6. The over-temperature detecting circuit of claim 5, wherein the resistor coupled between the second end of the transistor, the negative input of the comparator, and a second bias source.

7. The over-temperature detecting circuit of claim 6, wherein a bias provided by the first bias source is higher than a bias provided by the second bias source.

8. The over-temperature detecting circuit of claim 1, wherein the transistor is a p-channel metal oxide semiconductor (PMOS) transistor.

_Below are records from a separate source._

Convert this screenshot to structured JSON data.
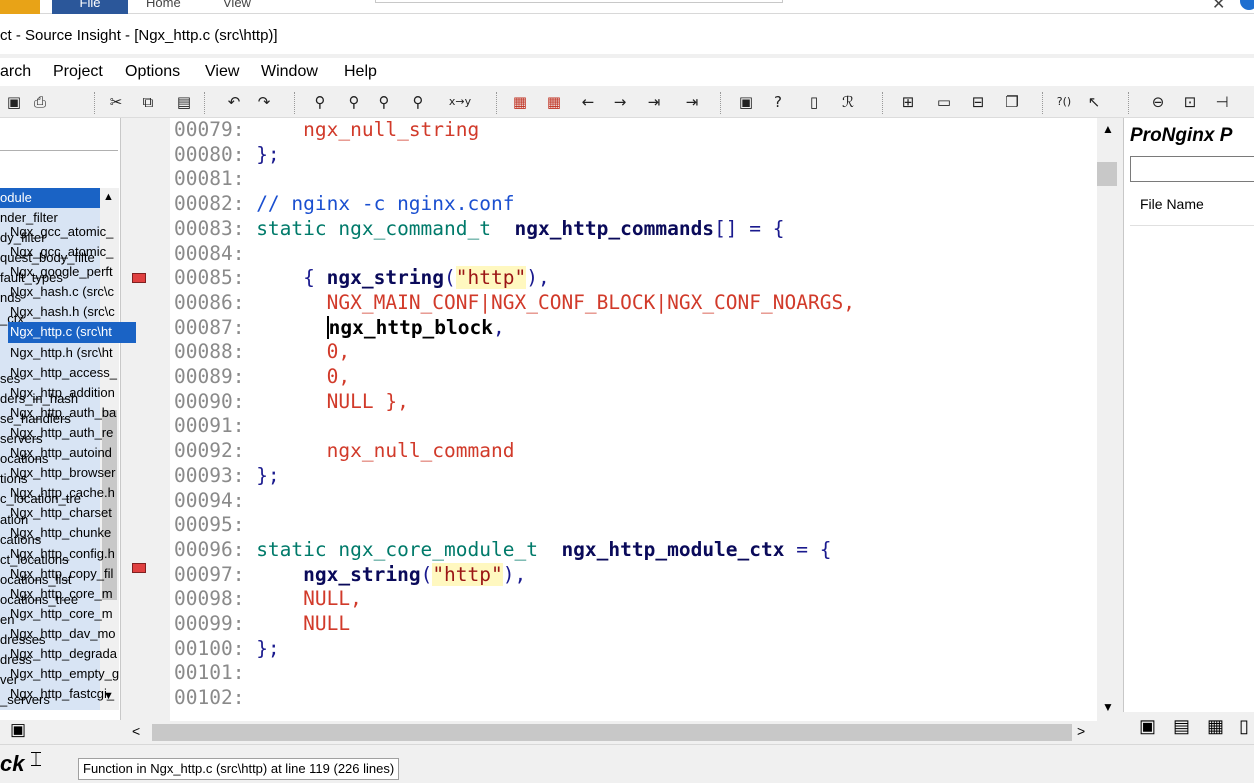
{
  "ribbon": {
    "file": "File",
    "home": "Home",
    "view": "View"
  },
  "window": {
    "title": "ct - Source Insight - [Ngx_http.c (src\\http)]"
  },
  "menu": [
    "arch",
    "Project",
    "Options",
    "View",
    "Window",
    "Help"
  ],
  "symbols": {
    "items": [
      "odule",
      "nder_filter",
      "dy_filter",
      "quest_body_filte",
      "fault_types",
      "nds",
      "_ctx",
      "",
      "",
      "ses",
      "ders_in_hash",
      "se_handlers",
      "servers",
      "ocations",
      "tions",
      "c_location_tre",
      "ation",
      "cations",
      "ct_locations",
      "ocations_list",
      "ocations_tree",
      "en",
      "dresses",
      "dress",
      "ver",
      "_servers"
    ],
    "selected_index": 0
  },
  "editor": {
    "lines": [
      {
        "n": "00079:",
        "code": [
          {
            "t": "    ",
            "c": ""
          },
          {
            "t": "ngx_null_string",
            "c": "mac"
          }
        ]
      },
      {
        "n": "00080:",
        "code": [
          {
            "t": "};",
            "c": "kw"
          }
        ]
      },
      {
        "n": "00081:",
        "code": []
      },
      {
        "n": "00082:",
        "code": [
          {
            "t": "// nginx -c nginx.conf",
            "c": "cmt"
          }
        ]
      },
      {
        "n": "00083:",
        "code": [
          {
            "t": "static ngx_command_t  ",
            "c": "ty"
          },
          {
            "t": "ngx_http_commands",
            "c": "fn"
          },
          {
            "t": "[] = {",
            "c": "kw"
          }
        ]
      },
      {
        "n": "00084:",
        "code": []
      },
      {
        "n": "00085:",
        "code": [
          {
            "t": "    { ",
            "c": "kw"
          },
          {
            "t": "ngx_string",
            "c": "fn"
          },
          {
            "t": "(",
            "c": "kw"
          },
          {
            "t": "\"http\"",
            "c": "str"
          },
          {
            "t": "),",
            "c": "kw"
          }
        ]
      },
      {
        "n": "00086:",
        "code": [
          {
            "t": "      ",
            "c": ""
          },
          {
            "t": "NGX_MAIN_CONF|NGX_CONF_BLOCK|NGX_CONF_NOARGS,",
            "c": "mac"
          }
        ]
      },
      {
        "n": "00087:",
        "code": [
          {
            "t": "      ",
            "c": ""
          },
          {
            "t": "ngx_http_block",
            "c": "bf cur"
          },
          {
            "t": ",",
            "c": "kw"
          }
        ]
      },
      {
        "n": "00088:",
        "code": [
          {
            "t": "      ",
            "c": ""
          },
          {
            "t": "0,",
            "c": "mac"
          }
        ]
      },
      {
        "n": "00089:",
        "code": [
          {
            "t": "      ",
            "c": ""
          },
          {
            "t": "0,",
            "c": "mac"
          }
        ]
      },
      {
        "n": "00090:",
        "code": [
          {
            "t": "      ",
            "c": ""
          },
          {
            "t": "NULL },",
            "c": "mac"
          }
        ]
      },
      {
        "n": "00091:",
        "code": []
      },
      {
        "n": "00092:",
        "code": [
          {
            "t": "      ",
            "c": ""
          },
          {
            "t": "ngx_null_command",
            "c": "mac"
          }
        ]
      },
      {
        "n": "00093:",
        "code": [
          {
            "t": "};",
            "c": "kw"
          }
        ]
      },
      {
        "n": "00094:",
        "code": []
      },
      {
        "n": "00095:",
        "code": []
      },
      {
        "n": "00096:",
        "code": [
          {
            "t": "static ngx_core_module_t  ",
            "c": "ty"
          },
          {
            "t": "ngx_http_module_ctx",
            "c": "fn"
          },
          {
            "t": " = {",
            "c": "kw"
          }
        ]
      },
      {
        "n": "00097:",
        "code": [
          {
            "t": "    ",
            "c": ""
          },
          {
            "t": "ngx_string",
            "c": "fn"
          },
          {
            "t": "(",
            "c": "kw"
          },
          {
            "t": "\"http\"",
            "c": "str"
          },
          {
            "t": "),",
            "c": "kw"
          }
        ]
      },
      {
        "n": "00098:",
        "code": [
          {
            "t": "    ",
            "c": ""
          },
          {
            "t": "NULL,",
            "c": "mac"
          }
        ]
      },
      {
        "n": "00099:",
        "code": [
          {
            "t": "    ",
            "c": ""
          },
          {
            "t": "NULL",
            "c": "mac"
          }
        ]
      },
      {
        "n": "00100:",
        "code": [
          {
            "t": "};",
            "c": "kw"
          }
        ]
      },
      {
        "n": "00101:",
        "code": []
      },
      {
        "n": "00102:",
        "code": []
      }
    ],
    "bookmark_lines": [
      "00085:",
      "00097:"
    ]
  },
  "project": {
    "title": "ProNginx P",
    "search_value": "",
    "column_header": "File Name",
    "files": [
      "Ngx_gcc_atomic_",
      "Ngx_gcc_atomic_",
      "Ngx_google_perft",
      "Ngx_hash.c (src\\c",
      "Ngx_hash.h (src\\c",
      "Ngx_http.c (src\\ht",
      "Ngx_http.h (src\\ht",
      "Ngx_http_access_",
      "Ngx_http_addition",
      "Ngx_http_auth_ba",
      "Ngx_http_auth_re",
      "Ngx_http_autoind",
      "Ngx_http_browser",
      "Ngx_http_cache.h",
      "Ngx_http_charset",
      "Ngx_http_chunke",
      "Ngx_http_config.h",
      "Ngx_http_copy_fil",
      "Ngx_http_core_m",
      "Ngx_http_core_m",
      "Ngx_http_dav_mo",
      "Ngx_http_degrada",
      "Ngx_http_empty_g",
      "Ngx_http_fastcgi_"
    ],
    "selected_index": 5
  },
  "status": {
    "label": "ck",
    "text": "Function in Ngx_http.c (src\\http) at line 119 (226 lines)"
  },
  "icons": [
    "save-icon",
    "print-icon",
    "cut-icon",
    "copy-icon",
    "paste-icon",
    "undo-icon",
    "redo-icon",
    "search-icon",
    "search-files-icon",
    "lookup-icon",
    "replace-icon",
    "bookmark-icon",
    "prev-icon",
    "next-icon",
    "back-icon",
    "forward-icon",
    "indent-icon",
    "outdent-icon",
    "project-icon",
    "symbol-icon",
    "browse-icon",
    "relation-icon",
    "layout-icon",
    "window-icon",
    "context-icon",
    "help-pointer-icon"
  ]
}
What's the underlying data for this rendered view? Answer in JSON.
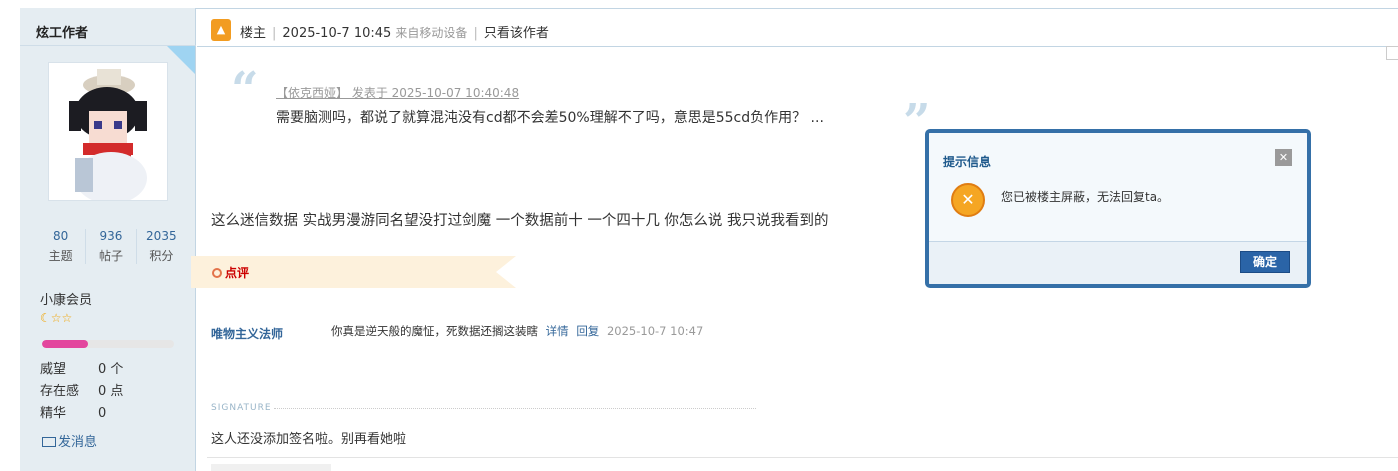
{
  "author": {
    "name": "炫工作者",
    "stats": [
      {
        "value": "80",
        "label": "主题"
      },
      {
        "value": "936",
        "label": "帖子"
      },
      {
        "value": "2035",
        "label": "积分"
      }
    ],
    "group": "小康会员",
    "level_progress": 0.35,
    "info": [
      {
        "label": "威望",
        "value": "0 个"
      },
      {
        "label": "存在感",
        "value": "0 点"
      },
      {
        "label": "精华",
        "value": "0"
      }
    ],
    "send_message": "发消息"
  },
  "post_header": {
    "floor": "楼主",
    "time": "2025-10-7 10:45",
    "device": "来自移动设备",
    "only_author": "只看该作者"
  },
  "quote": {
    "meta": "【依克西娅】 发表于 2025-10-07 10:40:48",
    "text": "需要脑测吗，都说了就算混沌没有cd都不会差50%理解不了吗，意思是55cd负作用？ ..."
  },
  "post_body": "这么迷信数据 实战男漫游同名望没打过剑魔 一个数据前十 一个四十几 你怎么说 我只说我看到的",
  "comments": {
    "label": "点评",
    "items": [
      {
        "user": "唯物主义法师",
        "text": "你真是逆天般的魔怔，死数据还搁这装瞎",
        "detail": "详情",
        "reply": "回复",
        "time": "2025-10-7 10:47"
      }
    ]
  },
  "signature": {
    "label": "SIGNATURE",
    "text": "这人还没添加签名啦。别再看她啦"
  },
  "dialog": {
    "title": "提示信息",
    "message": "您已被楼主屏蔽，无法回复ta。",
    "ok": "确定"
  }
}
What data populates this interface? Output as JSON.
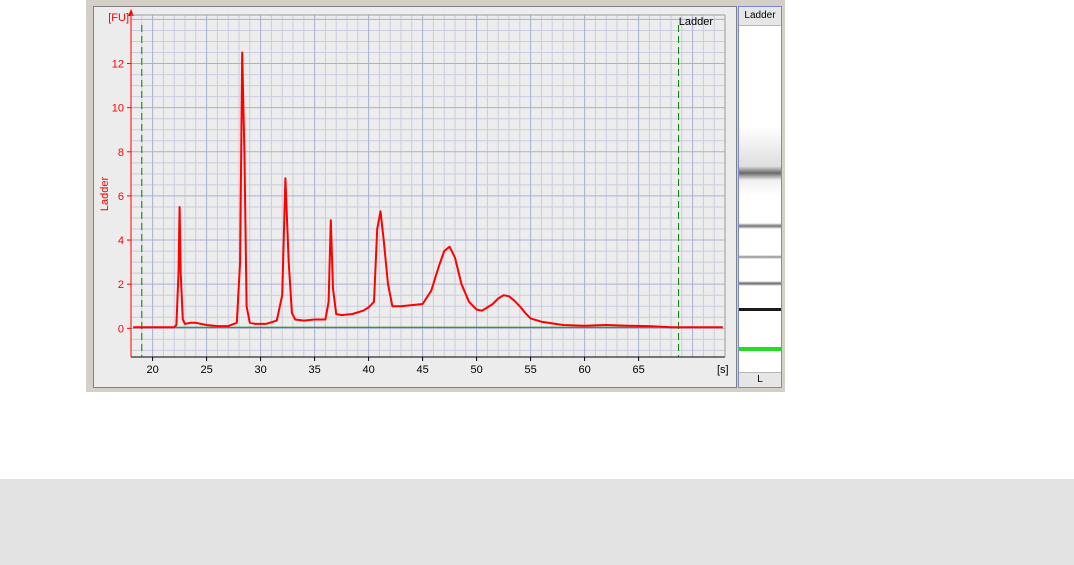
{
  "chart_data": {
    "type": "line",
    "title": "Ladder",
    "ylabel": "Ladder",
    "y_unit_label": "[FU]",
    "x_unit_label": "[s]",
    "xlim": [
      18,
      73
    ],
    "ylim": [
      -1.3,
      14.2
    ],
    "x_ticks": [
      "20",
      "25",
      "30",
      "35",
      "40",
      "45",
      "50",
      "55",
      "60",
      "65"
    ],
    "y_ticks": [
      "0",
      "2",
      "4",
      "6",
      "8",
      "10",
      "12"
    ],
    "grid": true,
    "markers": [
      19.0,
      68.7
    ],
    "baseline": 0.05,
    "trace_color": "#ff0000",
    "baseline_color": "#008000",
    "marker_color": "#008000",
    "series": [
      {
        "x": [
          18.2,
          20,
          22,
          22.2,
          22.4,
          22.5,
          22.6,
          22.8,
          23.0,
          23.5,
          24.0,
          25.0,
          26.0,
          27.0,
          27.8,
          28.1,
          28.3,
          28.5,
          28.7,
          29.0,
          29.5,
          30.5,
          31.5,
          32.0,
          32.3,
          32.6,
          32.9,
          33.2,
          34.0,
          35.0,
          36.0,
          36.3,
          36.5,
          36.7,
          37.0,
          37.5,
          38.5,
          39.5,
          40.0,
          40.5,
          40.8,
          41.1,
          41.4,
          41.8,
          42.2,
          43.0,
          44.0,
          45.0,
          45.8,
          46.5,
          47.0,
          47.5,
          48.0,
          48.6,
          49.3,
          50.0,
          50.5,
          51.0,
          51.5,
          52.0,
          52.5,
          53.0,
          53.5,
          54.0,
          54.5,
          55.0,
          56.0,
          58.0,
          60.0,
          62.0,
          64.0,
          66.0,
          68.0,
          70.0,
          72.8
        ],
        "y": [
          0.05,
          0.05,
          0.05,
          0.15,
          2.5,
          5.5,
          2.5,
          0.4,
          0.2,
          0.25,
          0.25,
          0.15,
          0.1,
          0.1,
          0.25,
          3.0,
          12.5,
          8.0,
          1.0,
          0.25,
          0.2,
          0.2,
          0.35,
          1.5,
          6.8,
          3.0,
          0.7,
          0.4,
          0.35,
          0.4,
          0.4,
          1.2,
          4.9,
          1.8,
          0.65,
          0.6,
          0.65,
          0.8,
          0.95,
          1.2,
          4.5,
          5.3,
          4.0,
          2.0,
          1.0,
          1.0,
          1.05,
          1.1,
          1.7,
          2.8,
          3.5,
          3.7,
          3.2,
          2.0,
          1.2,
          0.85,
          0.8,
          0.95,
          1.1,
          1.35,
          1.5,
          1.45,
          1.25,
          1.0,
          0.7,
          0.45,
          0.3,
          0.15,
          0.12,
          0.15,
          0.12,
          0.1,
          0.05,
          0.05,
          0.05
        ]
      }
    ]
  },
  "gel": {
    "header": "Ladder",
    "footer": "L",
    "marker_color": "#22dd22"
  }
}
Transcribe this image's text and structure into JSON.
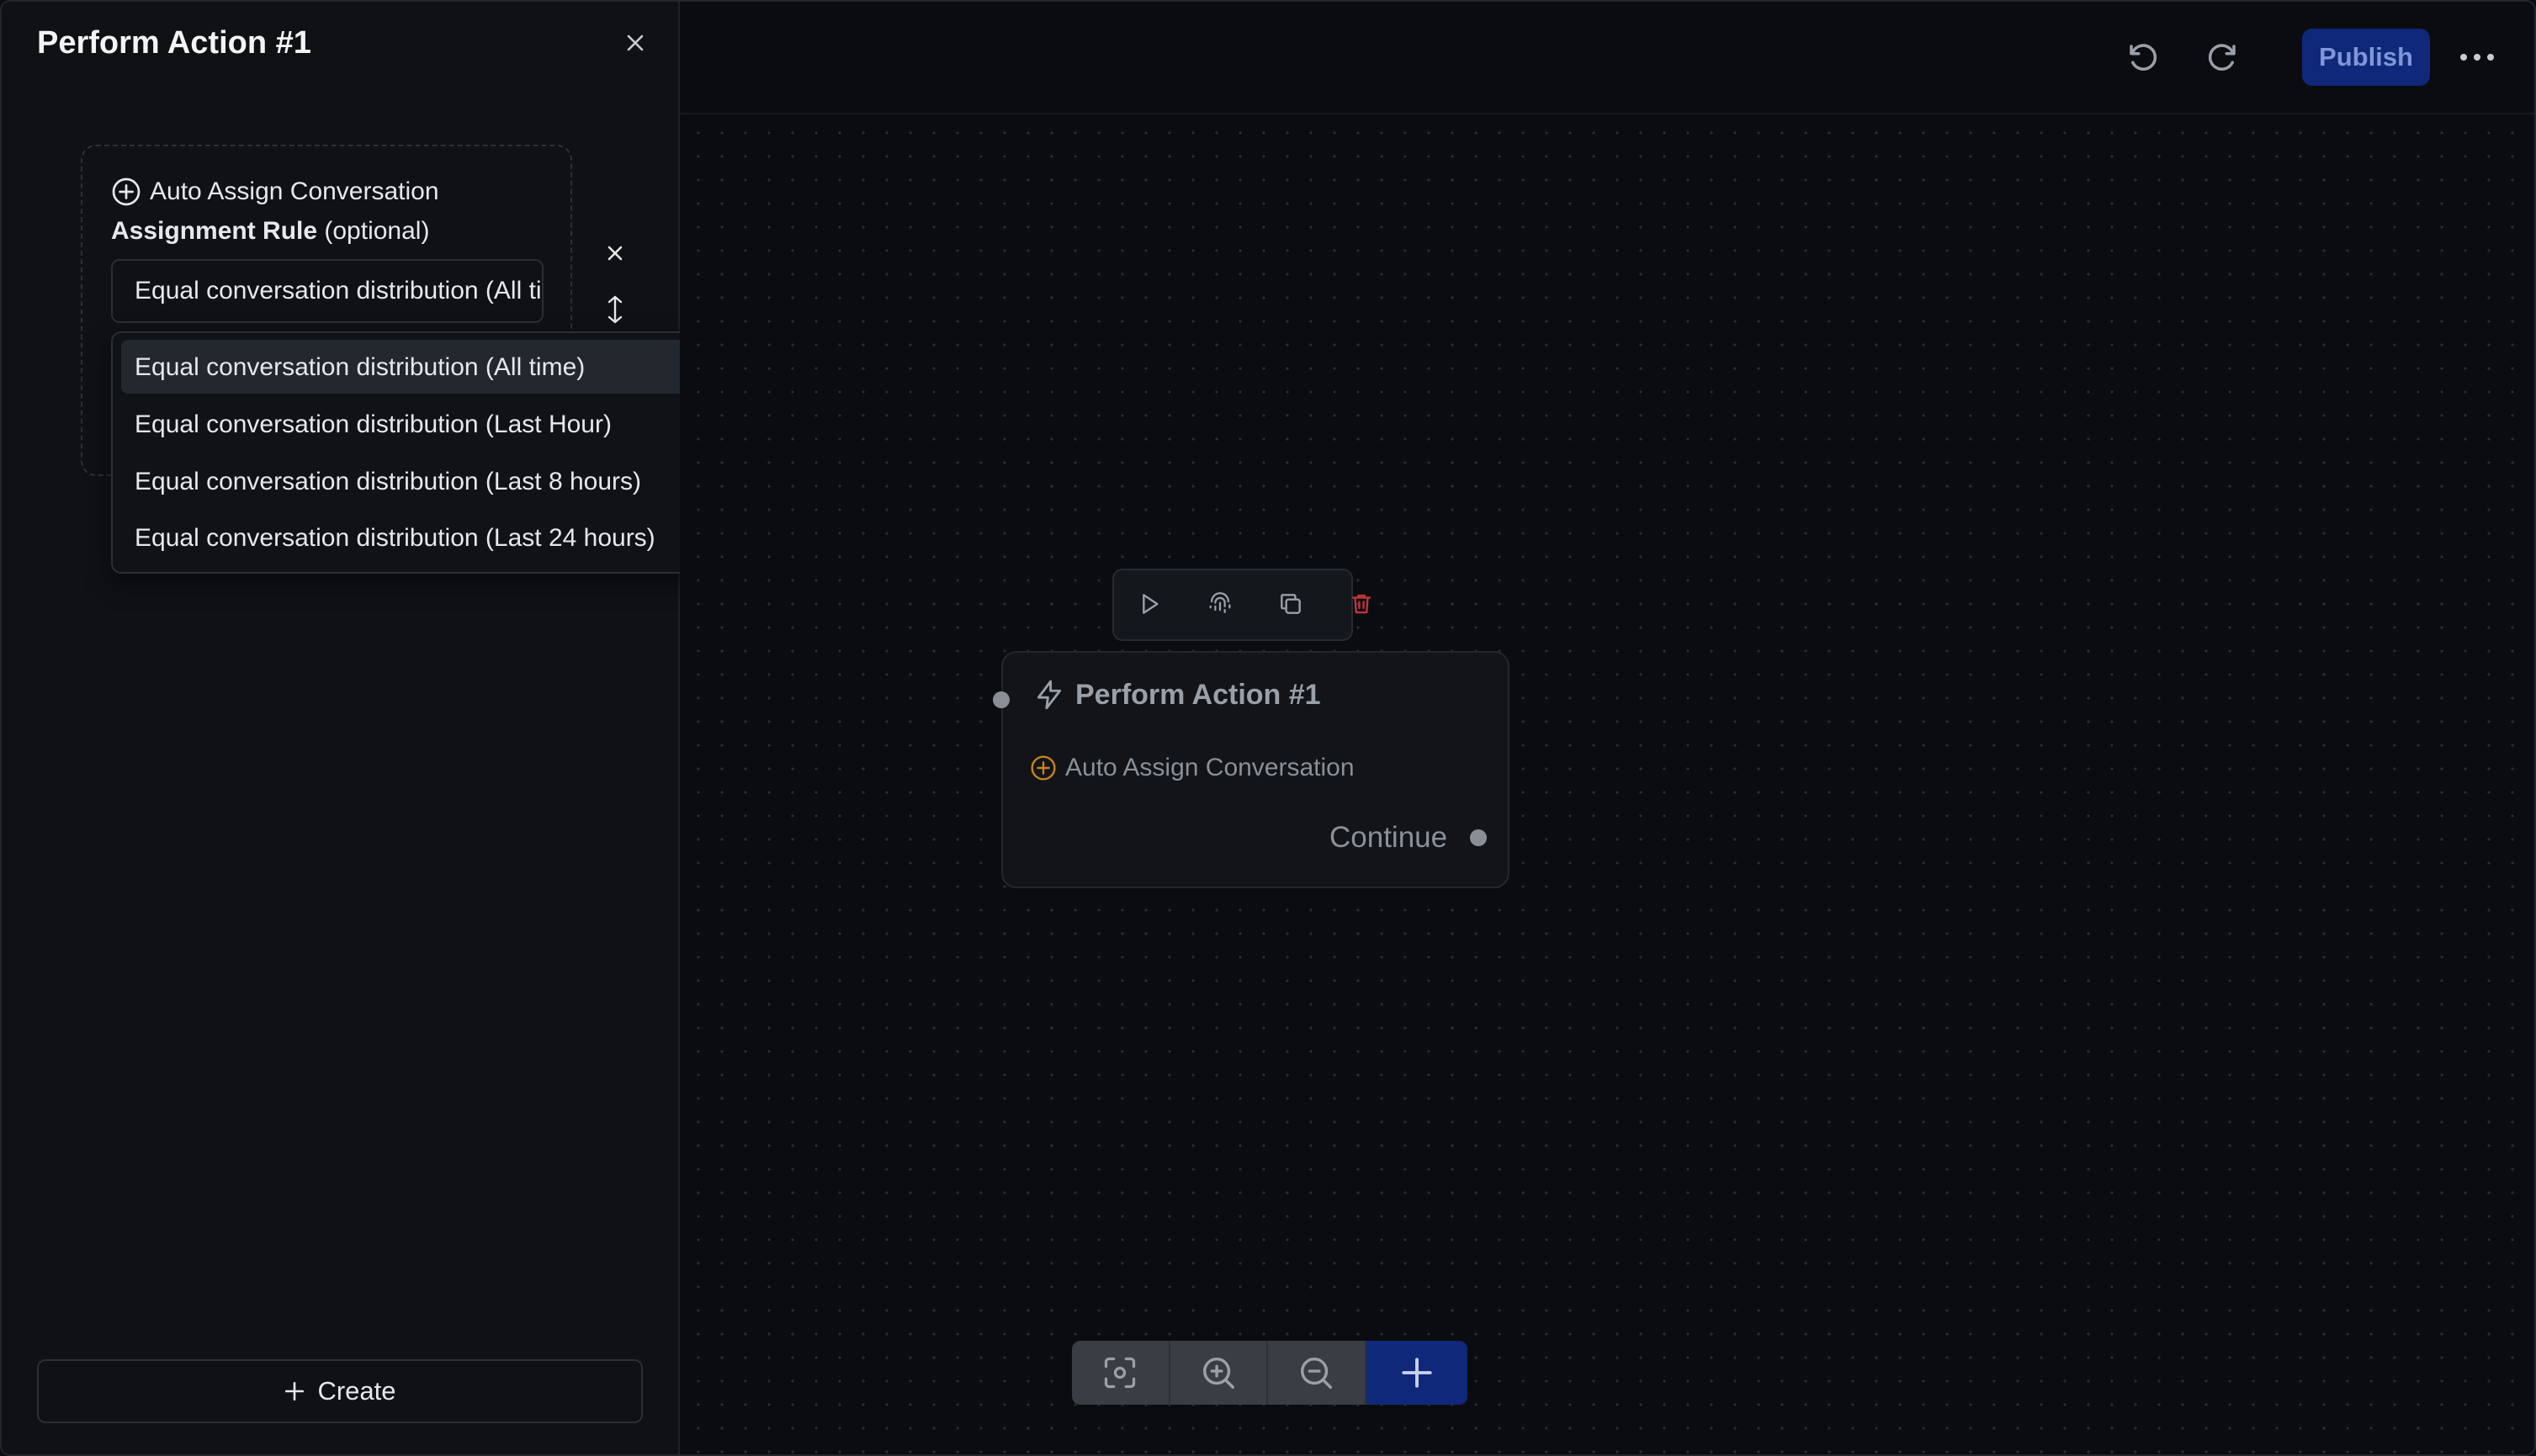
{
  "sidebar": {
    "title": "Perform Action #1",
    "card": {
      "action_name": "Auto Assign Conversation",
      "field_label_bold": "Assignment Rule",
      "field_label_suffix": " (optional)",
      "select_value": "Equal conversation distribution (All time)"
    },
    "dropdown": {
      "options": [
        "Equal conversation distribution (All time)",
        "Equal conversation distribution (Last Hour)",
        "Equal conversation distribution (Last 8 hours)",
        "Equal conversation distribution (Last 24 hours)"
      ],
      "selected_index": 0
    },
    "create_label": "Create"
  },
  "toolbar": {
    "publish_label": "Publish"
  },
  "node": {
    "title": "Perform Action #1",
    "action": "Auto Assign Conversation",
    "output_label": "Continue"
  },
  "colors": {
    "accent": "#10287a",
    "danger": "#c0353a",
    "warning_icon": "#c9831a"
  }
}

9. The over-temperature detecting circuit of claim 7, wherein the band-gap circuit comprising:

a first transistor, comprising: a first end, coupled to the first bias source; a second end, employed as a first output of the band-gap circuit for outputting the reference voltage; and a control end;

a second transistor, comprising: a first end, coupled to the first bias source; a second end; and a control end;

a first resistor, coupled to the second end of the first transistor;

an operational amplifier, comprising: a positive input, coupled to the second end of the second transistor; a negative input, coupled to the first resistor; and an output, coupled to the control end of the first transistor and the control end of the second transistor, employed as a second output of the band-gap circuit for outputting the temperature-drop-dependent voltage;

a second resistor, coupled to the positive input of the operational amplifier and the second end of the second transistor;

a third transistor, comprising: a first end, coupled to the negative input of the operational amplifier and the first resistor; a second end, coupled to the second bias source; and a control end, coupled to the second end of the third transistor; and

a fourth transistor, comprising: a first end, coupled to the second resistor; a second end, coupled to the second bias source; and a control end, coupled to the second end of the fourth transistor.

10. The over-temperature detecting circuit of claim 9, wherein the first transistor and the second transistor are p-channel metal oxide semiconductor (PMOS) transistors.

11. The over-temperature detecting circuit of claim 9, wherein the third transistor and the fourth transistor are PNP bipolar junction transistors (BJT).